Ein Augenzeuge berichtete, dass der Großmeister der Templer im Moment seines Todes Gott bat, sich an jenen zu rächen, die ihn gepeinigt hatten. Und siehe da, innerhalb eines Jahres waren sowohl Philipp IV. als auch Papst Clemens V. tot. [Lacht]

Der norwegische Terrorist und Rechtsextreme Anders Breivik behauptete, Teil einer wiederbelebten internationalen Templerzelle zu sein. Glauben Sie, dass da etwas dran ist und dass diese Organisation in der heutigen Zeit zahlreicher Splittergruppen ein Comeback erleben könnte?

Anders Breivik behauptete, ein Gründungsmitglied des wiederbelebten Templerordens zu sein.

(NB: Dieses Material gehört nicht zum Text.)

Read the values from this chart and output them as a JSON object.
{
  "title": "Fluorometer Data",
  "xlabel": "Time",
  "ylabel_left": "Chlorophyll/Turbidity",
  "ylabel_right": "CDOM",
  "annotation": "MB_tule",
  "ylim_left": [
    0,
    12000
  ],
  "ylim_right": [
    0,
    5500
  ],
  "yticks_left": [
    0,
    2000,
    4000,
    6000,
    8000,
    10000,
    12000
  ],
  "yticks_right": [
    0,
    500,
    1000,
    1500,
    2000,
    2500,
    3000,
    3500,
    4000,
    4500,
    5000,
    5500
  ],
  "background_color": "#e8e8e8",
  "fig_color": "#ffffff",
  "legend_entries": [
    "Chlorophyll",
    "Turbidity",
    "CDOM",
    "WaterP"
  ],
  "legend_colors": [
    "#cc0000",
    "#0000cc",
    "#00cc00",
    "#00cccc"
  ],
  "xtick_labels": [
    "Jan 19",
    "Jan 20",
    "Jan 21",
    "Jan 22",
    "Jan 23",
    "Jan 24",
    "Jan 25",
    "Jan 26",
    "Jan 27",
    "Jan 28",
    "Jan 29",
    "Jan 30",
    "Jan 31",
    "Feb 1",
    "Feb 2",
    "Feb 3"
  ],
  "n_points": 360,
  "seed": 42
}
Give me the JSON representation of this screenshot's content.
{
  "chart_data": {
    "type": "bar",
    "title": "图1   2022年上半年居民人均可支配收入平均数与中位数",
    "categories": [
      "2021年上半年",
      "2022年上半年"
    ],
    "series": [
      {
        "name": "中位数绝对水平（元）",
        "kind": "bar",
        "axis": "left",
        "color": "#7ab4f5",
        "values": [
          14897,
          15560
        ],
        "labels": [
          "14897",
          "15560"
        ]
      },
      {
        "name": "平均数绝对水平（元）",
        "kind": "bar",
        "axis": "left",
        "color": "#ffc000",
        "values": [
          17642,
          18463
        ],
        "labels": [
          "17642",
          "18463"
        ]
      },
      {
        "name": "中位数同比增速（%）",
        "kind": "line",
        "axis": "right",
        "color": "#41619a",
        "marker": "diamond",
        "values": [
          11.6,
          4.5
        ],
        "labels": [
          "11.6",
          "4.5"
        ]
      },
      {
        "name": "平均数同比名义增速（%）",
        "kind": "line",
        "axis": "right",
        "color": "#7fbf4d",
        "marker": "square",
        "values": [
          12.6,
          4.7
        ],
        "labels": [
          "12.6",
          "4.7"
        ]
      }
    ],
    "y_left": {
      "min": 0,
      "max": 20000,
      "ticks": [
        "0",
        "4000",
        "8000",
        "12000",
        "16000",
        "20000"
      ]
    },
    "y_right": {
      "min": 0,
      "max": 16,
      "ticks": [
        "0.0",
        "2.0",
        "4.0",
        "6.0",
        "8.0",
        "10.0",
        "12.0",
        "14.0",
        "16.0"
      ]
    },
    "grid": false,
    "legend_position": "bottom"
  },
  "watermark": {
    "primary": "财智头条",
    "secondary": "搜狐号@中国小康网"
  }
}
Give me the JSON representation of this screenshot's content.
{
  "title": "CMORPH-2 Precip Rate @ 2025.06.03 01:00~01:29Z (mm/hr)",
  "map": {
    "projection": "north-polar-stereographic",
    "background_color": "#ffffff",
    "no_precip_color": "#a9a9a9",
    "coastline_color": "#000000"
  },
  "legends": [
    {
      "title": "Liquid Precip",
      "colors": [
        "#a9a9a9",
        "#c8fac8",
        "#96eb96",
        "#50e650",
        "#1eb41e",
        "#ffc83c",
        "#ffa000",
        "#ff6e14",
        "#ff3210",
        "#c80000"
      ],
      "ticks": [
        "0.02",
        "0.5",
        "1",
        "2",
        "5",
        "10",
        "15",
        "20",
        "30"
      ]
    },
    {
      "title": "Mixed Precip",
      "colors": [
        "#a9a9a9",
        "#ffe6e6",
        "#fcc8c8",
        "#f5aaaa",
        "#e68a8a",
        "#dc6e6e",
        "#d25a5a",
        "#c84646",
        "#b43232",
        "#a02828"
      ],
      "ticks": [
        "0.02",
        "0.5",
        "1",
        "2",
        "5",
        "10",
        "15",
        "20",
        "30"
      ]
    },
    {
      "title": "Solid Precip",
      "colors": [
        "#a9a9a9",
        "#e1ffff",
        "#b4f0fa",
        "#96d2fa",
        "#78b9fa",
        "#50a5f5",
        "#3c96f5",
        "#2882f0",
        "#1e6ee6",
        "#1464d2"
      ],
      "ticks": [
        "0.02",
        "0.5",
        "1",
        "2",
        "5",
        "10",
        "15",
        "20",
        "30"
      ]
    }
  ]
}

Er sagte, dass neun Gründungsmitglieder sich in London trafen und beschlossen, einen neuen Templerorden mit der Mission zu gründen, Muslime in Europa zu bekämpfen und zu schädigen.

Die Bildsprache und der Symbolismus der Templer hat einen unglaublichen Reiz, besonders für Neofaschisten, Rechtsextreme und Islamhasser, die glauben, wir befänden uns in einem kosmischen Kampf der Zivilisationen zwischen dem Christentum und dem Islam. Ob nun Freimaurer oder mexikanische Drogenkartelle wie Los Caballeros Templarios – zahlreiche Leute haben den Symbolismus, die Regeln und die Überzeugungen der Templer zweckentfremdet, um ihre eigenen modernen Ziele zu verfolgen.

Die Templer inspirieren weiterhin Bücher, Filme und sogar Videospiele wie „Assassin‘s Creed“. Was glauben Sie, woran das liegt? Und was können wir von ihnen lernen?

In dieser unglaublichen Geschichte sind außergewöhnliche Mythen, Legenden und Symbolismus verwoben. Das fesselt das Interesse der Leute heute ebenso, wie es das zu Zeiten der Templer getan hat. Im 13. Jahrhundert platzierte der deutsche Dichter Wolfram von Eschenbach die Templer als Beschützer des Heiligen Grals im Herzen seines Artus-Epos „Parzival“. Sie symbolisieren etwas Exotisches, Sonderbares und Mysteriöses, das uns heute sowohl fremd als auch verlockend vertraut erscheint.

Dieses Interview wurde zugunsten von Länge und Deutlichkeit redigiert.